Si les citoyens de ce pays comprenaient le fonctionnement de notre système monétaire et bancaire, il y aurait une révolution avant demain matin. Henry Ford (1863 -1947)

Des révolutions le monde en a connu, avant et après Henry Ford, (1) (2) la question reste néanmoins curieusement absente du débat politique. Serait-ce par méconnaissance ou par inhibition ? Toujours est-il, selon un sondage, effectué en 2017, par l’ONG britannique « Positive Money », 85% des parlementaires britanniques sont totalement ignorants en la matière.

Pour l’humoriste politique allemand, Volker Pispers, la création monétaire est une « fantaisie » et pour le penseur genevois du 18ème siècle, Jean-Jacques Rousseau (1712 -1778) « un des privilèges au profit de particuliers à la charge de la nation » en ajoutant » Je les comprends bien.
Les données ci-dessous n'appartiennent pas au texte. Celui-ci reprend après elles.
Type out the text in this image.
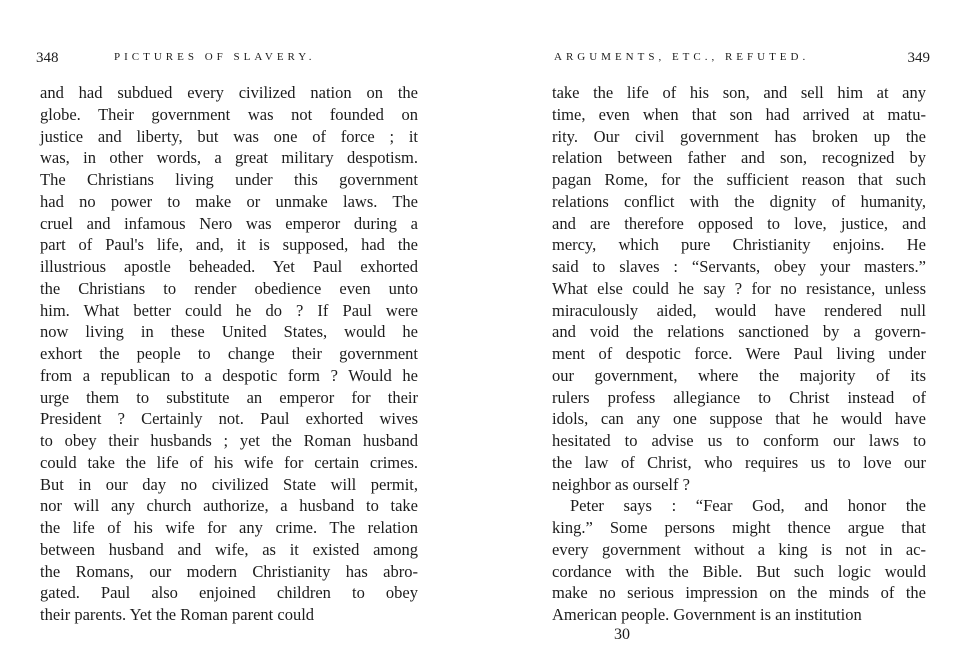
348	PICTURES OF SLAVERY.
and had subdued every civilized nation on the
globe. Their government was not founded on
justice and liberty, but was one of force ; it
was, in other words, a great military despotism.
The Christians living under this government
had no power to make or unmake laws. The
cruel and infamous Nero was emperor during a
part of Paul's life, and, it is supposed, had the
illustrious apostle beheaded. Yet Paul exhorted
the Christians to render obedience even unto
him. What better could he do ? If Paul were
now living in these United States, would he
exhort the people to change their government
from a republican to a despotic form ? Would he
urge them to substitute an emperor for their
President ? Certainly not. Paul exhorted wives
to obey their husbands ; yet the Roman husband
could take the life of his wife for certain crimes.
But in our day no civilized State will permit,
nor will any church authorize, a husband to take
the life of his wife for any crime. The relation
between husband and wife, as it existed among
the Romans, our modern Christianity has abro-
gated. Paul also enjoined children to obey
their parents. Yet the Roman parent could
ARGUMENTS, ETC., REFUTED.	349
take the life of his son, and sell him at any
time, even when that son had arrived at matu-
rity. Our civil government has broken up the
relation between father and son, recognized by
pagan Rome, for the sufficient reason that such
relations conflict with the dignity of humanity,
and are therefore opposed to love, justice, and
mercy, which pure Christianity enjoins. He
said to slaves : “Servants, obey your masters.”
What else could he say ? for no resistance, unless
miraculously aided, would have rendered null
and void the relations sanctioned by a govern-
ment of despotic force. Were Paul living under
our government, where the majority of its
rulers profess allegiance to Christ instead of
idols, can any one suppose that he would have
hesitated to advise us to conform our laws to
the law of Christ, who requires us to love our
neighbor as ourself ?
Peter says : “Fear God, and honor the
king.” Some persons might thence argue that
every government without a king is not in ac-
cordance with the Bible. But such logic would
make no serious impression on the minds of the
American people. Government is an institution
30
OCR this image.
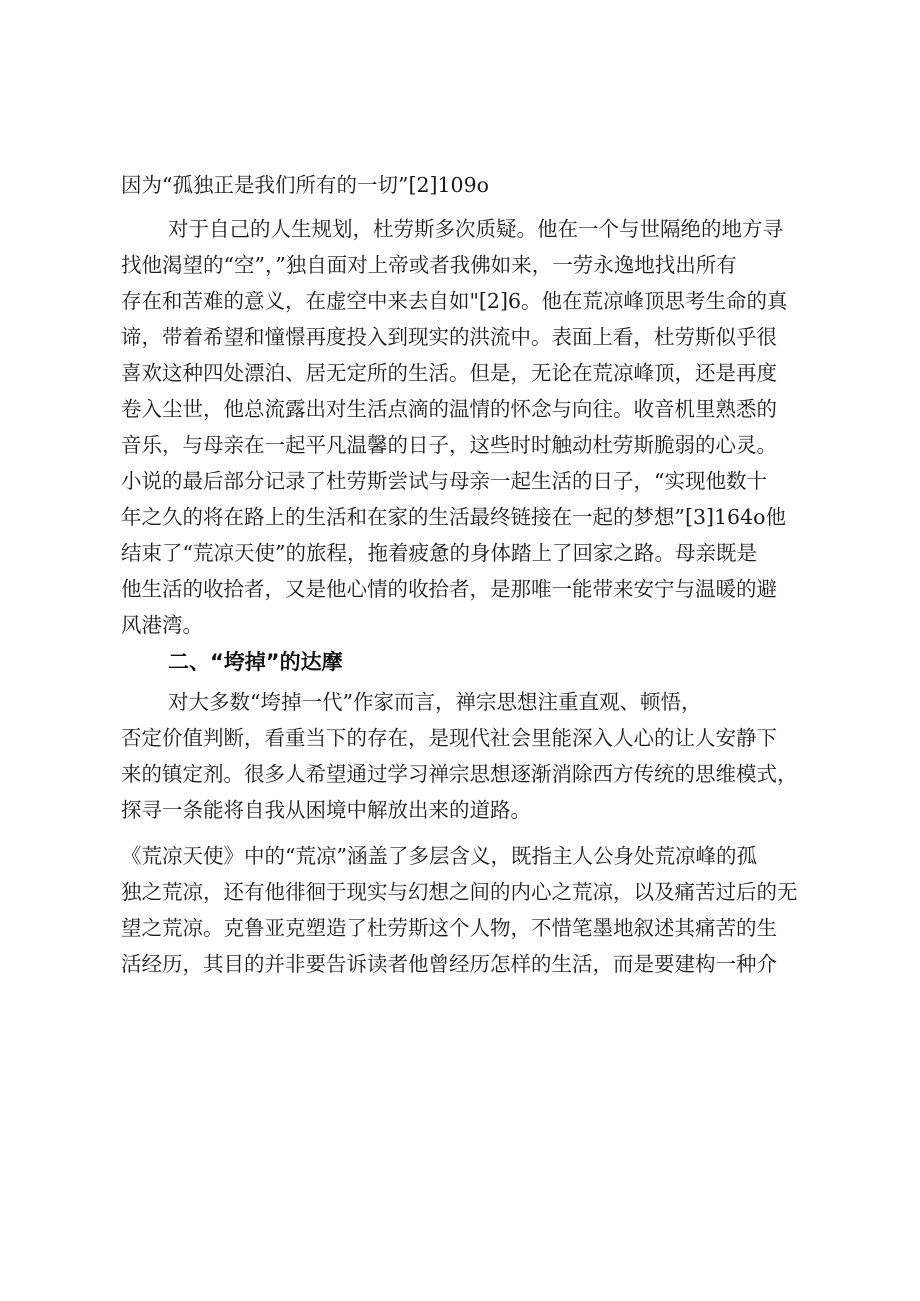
因为“孤独正是我们所有的一切”[2]109o
对于自己的人生规划，杜劳斯多次质疑。他在一个与世隔绝的地方寻
找他渴望的“空”，”独自面对上帝或者我佛如来，一劳永逸地找出所有
存在和苦难的意义，在虚空中来去自如"[2]6。他在荒凉峰顶思考生命的真
谛，带着希望和憧憬再度投入到现实的洪流中。表面上看，杜劳斯似乎很
喜欢这种四处漂泊、居无定所的生活。但是，无论在荒凉峰顶，还是再度
卷入尘世，他总流露出对生活点滴的温情的怀念与向往。收音机里熟悉的
音乐，与母亲在一起平凡温馨的日子，这些时时触动杜劳斯脆弱的心灵。
小说的最后部分记录了杜劳斯尝试与母亲一起生活的日子，“实现他数十
年之久的将在路上的生活和在家的生活最终链接在一起的梦想”[3]164o他
结束了“荒凉天使”的旅程，拖着疲惫的身体踏上了回家之路。母亲既是
他生活的收拾者，又是他心情的收拾者，是那唯一能带来安宁与温暖的避
风港湾。
二、“垮掉”的达摩
对大多数“垮掉一代”作家而言，禅宗思想注重直观、顿悟，
否定价值判断，看重当下的存在，是现代社会里能深入人心的让人安静下
来的镇定剂。很多人希望通过学习禅宗思想逐渐消除西方传统的思维模式，
探寻一条能将自我从困境中解放出来的道路。
《荒凉天使》中的“荒凉”涵盖了多层含义，既指主人公身处荒凉峰的孤
独之荒凉，还有他徘徊于现实与幻想之间的内心之荒凉，以及痛苦过后的无
望之荒凉。克鲁亚克塑造了杜劳斯这个人物，不惜笔墨地叙述其痛苦的生
活经历，其目的并非要告诉读者他曾经历怎样的生活，而是要建构一种介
Ils nous expliquent qu’il est infiniment complexe leur système et que le profane ne peut le comprendre. Ils utilisent un langage obscur, afin que nous n’en parlions point et n’osions point leur contredire. Ils nous parlent de ressorts mystérieux que l’on nous dit profonds, de peur que nous tentions de les découvrir dans leur simplicité. (3) » Fin de citation 

Que ce « système » cause des injustices et des inégalités, même les économistes de l’école néoclassique commencent à l’avouer, à demi-mot, tout en continuant à s’accrocher bec et ongles au dogme du « marché libre et non faussé », et, au plus tard depuis la parution du bestseller « Le Capital au XXIème siècle », publié en septembre 2013 par l’économiste français, Thomas Piketty, on dispose d’une mise en perspective historique de la question, analyse d’ailleurs âprement critiquée à l’époque de sa sortie par tous les quotidiens et hebdomadaires économiques en vue.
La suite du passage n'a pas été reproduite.